Dalam masalah Palestina seakan saya tidak mendapatkan suara berbeda. Kalaupun ada tentu sangat kecil. Kita semua sakit. Kita semua mengutuk Israel. Hanya itu yang bisa dilakukan masyarkat, selain tentu saja menyeru penguasa agar kirimkan tentaranya.
Saya berinteraksi dengan seorang ulama hadits, seorang profesor bahasa Arab, guru bahasa Arab, khatib dan imam, hingga tukang jagung bakar, tukang tuktuk, penjaga warung, dan tukang makaroni basyamel. Kita bicara qadhiyah Palestina. Bendera Palestina dipasang di banyak tempat, termasuk di sarana transportasi umum dan logo lembaga pendidikan resmi.
Bahkan para guru sekolah memobilisasi anak didiknya mulai sekolah menengah hingga anak-anak TK untuk melakukan aksi. Mulai doa bersama, wawasan sejarah dan penjajahan Israel, menggambar dan mewarnai bendera Palestina, mencoret wajah dengan warna hijau, hitam dan merah, memakai sorban khas mujahidin, dan lain-lain.

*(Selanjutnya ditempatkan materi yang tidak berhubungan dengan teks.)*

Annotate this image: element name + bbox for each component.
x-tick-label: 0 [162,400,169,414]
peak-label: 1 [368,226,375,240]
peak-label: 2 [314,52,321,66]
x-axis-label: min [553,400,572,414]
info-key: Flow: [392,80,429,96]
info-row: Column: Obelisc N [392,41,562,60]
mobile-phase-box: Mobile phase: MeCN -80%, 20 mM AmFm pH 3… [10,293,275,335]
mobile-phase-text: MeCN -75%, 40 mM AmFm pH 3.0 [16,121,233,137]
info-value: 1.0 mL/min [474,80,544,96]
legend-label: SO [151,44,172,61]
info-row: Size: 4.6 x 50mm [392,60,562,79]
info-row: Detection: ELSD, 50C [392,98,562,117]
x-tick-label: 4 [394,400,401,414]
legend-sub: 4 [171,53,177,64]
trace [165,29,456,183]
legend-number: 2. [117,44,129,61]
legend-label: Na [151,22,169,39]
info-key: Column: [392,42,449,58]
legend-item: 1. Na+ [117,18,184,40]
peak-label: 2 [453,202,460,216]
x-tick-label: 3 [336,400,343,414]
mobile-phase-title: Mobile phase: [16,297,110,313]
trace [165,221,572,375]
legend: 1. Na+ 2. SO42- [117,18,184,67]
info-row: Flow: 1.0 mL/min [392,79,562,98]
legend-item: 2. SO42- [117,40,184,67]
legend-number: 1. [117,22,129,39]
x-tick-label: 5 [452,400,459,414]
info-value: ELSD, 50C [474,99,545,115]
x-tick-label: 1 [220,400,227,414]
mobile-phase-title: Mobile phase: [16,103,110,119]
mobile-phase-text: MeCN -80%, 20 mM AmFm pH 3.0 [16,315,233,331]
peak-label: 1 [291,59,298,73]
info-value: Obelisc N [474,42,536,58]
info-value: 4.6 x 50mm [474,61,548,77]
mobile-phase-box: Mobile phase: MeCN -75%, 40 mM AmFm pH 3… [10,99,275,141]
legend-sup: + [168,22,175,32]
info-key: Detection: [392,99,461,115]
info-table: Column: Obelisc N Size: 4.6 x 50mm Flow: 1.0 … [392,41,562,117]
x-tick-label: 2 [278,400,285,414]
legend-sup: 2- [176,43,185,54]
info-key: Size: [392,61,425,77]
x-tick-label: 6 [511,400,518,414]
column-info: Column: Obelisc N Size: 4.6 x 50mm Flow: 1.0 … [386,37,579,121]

Semua sepakat, selain bantuan kemanusiaan, kaum muslim Palestina juga membutuhkan bantuan militer. Harus ada komando jihad dan persatuan umat Islam. Juga kritik atas sikap diam para penguasa negeri-negeri Arab.
Bahkan sampai para pedagang di pasar selalu update info dari Al Jazeera dan menunggu pidato kemenangan dari Abu Ubaidah. Abu Ubaidah adalah idola baru. Mereka juga lakukan kampanye boikot produk Israel.
Ini soal rasa. Ini potensi umat. Pada titik ini saya selalu bersyukur bahwa umat ini belum mati rasanya. Saya juga yakin bahwa darah jihad masih mengalir deras pada diri tentara Muslim. Tetapi semua terhalang kebijakan politik penguasa dan sekat negara bangsa yang melemahkan kekuatan tersebut.
Bahwa umat belum sampai pada solusi tuntas yang bisa menghilangkan penjajahan, memusnahkan Israel, membangun kekuatan politik global yang akan berhadapan dengan AS dan Eropa, dan lain-lain, ini adalah pekerjaan dakwah yang harus ditekuni dengan sabar.
Tetapi jangan sampai potensi yang masih tersisa ini (yakni perasaan) dimatikan. Ya harusnya diarahkan menjadi sebuah kesadaran. Sekarang umat larut dalam rasa itu. Rasa sakit yang sama. Dakwah pemikiran harus berjalan.
Jadi, di sini tidak ada debat-debat soal semangka baik di dunia nyata maupun di dunia maya.